Our main Nagios server configuration used Mod Gearman with 3 remote workers.
Nagios XI Version : 2014R1.1
nagprod01.cellnet.com 2.6.32-279.11.1.el6.x86_64 x86_64
CentOS release 6.3 (Final)
nagios (pid 7793) is running...
NPCD running (pid 23335).
ndo2db (pid 2568) is running...
CPU Load 15: 3.09
Total Hosts: 1907
Total Services: 9263
8 Core CPU with 16GB memory
To remove Mod Gearmand, the following modification were implemented:
Modification to /usr/local/nagios/etc/nagios.cfg
check_workers=6 – The default 4 workers would not keep up
commented out the 2 “embedded_perl” entries
max_host_check_spread=60 - Required to provide a little more time to ramp up from a cold start.

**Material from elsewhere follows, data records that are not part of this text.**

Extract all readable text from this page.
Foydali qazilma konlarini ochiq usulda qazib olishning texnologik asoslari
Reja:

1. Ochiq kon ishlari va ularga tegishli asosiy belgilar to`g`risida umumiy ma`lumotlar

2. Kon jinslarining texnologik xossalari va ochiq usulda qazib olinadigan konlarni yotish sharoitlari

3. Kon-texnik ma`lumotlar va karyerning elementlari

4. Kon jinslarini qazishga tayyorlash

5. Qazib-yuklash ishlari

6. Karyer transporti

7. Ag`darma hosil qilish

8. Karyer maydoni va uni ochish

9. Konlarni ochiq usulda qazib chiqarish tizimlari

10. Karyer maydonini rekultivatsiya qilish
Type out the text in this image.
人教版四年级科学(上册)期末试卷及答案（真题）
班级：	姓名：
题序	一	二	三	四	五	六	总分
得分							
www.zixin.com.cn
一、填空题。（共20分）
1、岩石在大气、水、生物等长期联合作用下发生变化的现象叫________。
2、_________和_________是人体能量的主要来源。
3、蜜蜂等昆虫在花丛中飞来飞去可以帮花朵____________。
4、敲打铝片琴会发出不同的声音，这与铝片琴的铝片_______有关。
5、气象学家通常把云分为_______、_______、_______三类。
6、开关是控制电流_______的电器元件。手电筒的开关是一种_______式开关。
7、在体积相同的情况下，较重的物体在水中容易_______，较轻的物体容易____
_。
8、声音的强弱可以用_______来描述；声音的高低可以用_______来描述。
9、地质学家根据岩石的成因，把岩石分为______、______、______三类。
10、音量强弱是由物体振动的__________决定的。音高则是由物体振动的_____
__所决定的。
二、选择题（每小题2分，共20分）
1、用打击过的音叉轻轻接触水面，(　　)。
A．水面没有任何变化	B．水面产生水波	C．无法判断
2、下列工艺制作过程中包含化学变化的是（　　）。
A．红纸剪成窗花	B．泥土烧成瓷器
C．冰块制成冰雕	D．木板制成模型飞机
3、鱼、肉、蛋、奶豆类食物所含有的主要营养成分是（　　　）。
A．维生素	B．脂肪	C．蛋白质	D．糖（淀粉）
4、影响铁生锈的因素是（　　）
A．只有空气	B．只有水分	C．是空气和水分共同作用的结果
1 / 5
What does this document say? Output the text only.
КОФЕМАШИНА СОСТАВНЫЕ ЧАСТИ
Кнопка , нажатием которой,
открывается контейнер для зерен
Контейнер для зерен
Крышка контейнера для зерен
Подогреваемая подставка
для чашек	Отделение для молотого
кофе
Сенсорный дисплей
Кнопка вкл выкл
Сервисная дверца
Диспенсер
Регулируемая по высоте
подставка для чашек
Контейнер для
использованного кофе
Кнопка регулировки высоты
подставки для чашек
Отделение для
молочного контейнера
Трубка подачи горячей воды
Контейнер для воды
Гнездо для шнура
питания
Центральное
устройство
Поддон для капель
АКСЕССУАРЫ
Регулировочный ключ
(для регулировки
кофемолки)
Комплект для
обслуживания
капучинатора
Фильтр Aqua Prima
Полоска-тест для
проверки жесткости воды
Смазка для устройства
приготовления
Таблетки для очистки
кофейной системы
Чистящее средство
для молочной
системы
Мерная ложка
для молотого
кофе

max_service_check_spread=60 - Required to provide a little more time to ramp up from a cold start.
use_retained_program_state=1
use_retained_scheduling_info=1
commented out broker_module= -for Mod Gearman
service restart nagios
service gearmand stop
service mod_gearman_worker stop
chkconfig gearmand off -Prevent start of process during startups
chkconfig mod_gearman_worker off -Prevent start of process during startups
__________________________________________
Modifications to /usr/local/nagios/etc/pnp/npcd.cfg
load_threshold = 80.0 (Using 10 times # of CPU cores)
Removing Mod Gearman increases the system load and NPCD will shut down if this threshold is exceeded.
__________________________________________
Modification to /usr/local/nagios/etc/pnp/process_perfdata.cfg
TIMEOUT = 30 -Prevent timeouts while collecting perfdata under increased system load
__________________________________________
Once all modifications are made, a system restart helps insure a good clean start and stable run after the modifications.
shutdown –r 0 -Restart the server with a clean Non Mod Gearman configuration
Current status of server after removal of Mod Gearman On smaller server configurations with 2 to 4 core CPUs and 2 to 4 GB memory, I needed to throttle down the default Nagios 2014 application to keep from overloading the server. Modify the above changes as follows for the smaller servers:
Modification to /usr/local/nagios/etc/nagios.cfg
check_workers=1 – The default 4 workers would overload the server
max_host_check_spread=120 - Required to provide a little more time to ramp up from a cold start.
max_service_check_spread=120 - Required to provide a little more time to ramp up from a cold start.
I also experimented with the nagios.cfg setting max_concurrent_checks=? But the modifications appeared to have no effect. Comments on this setting are welcome.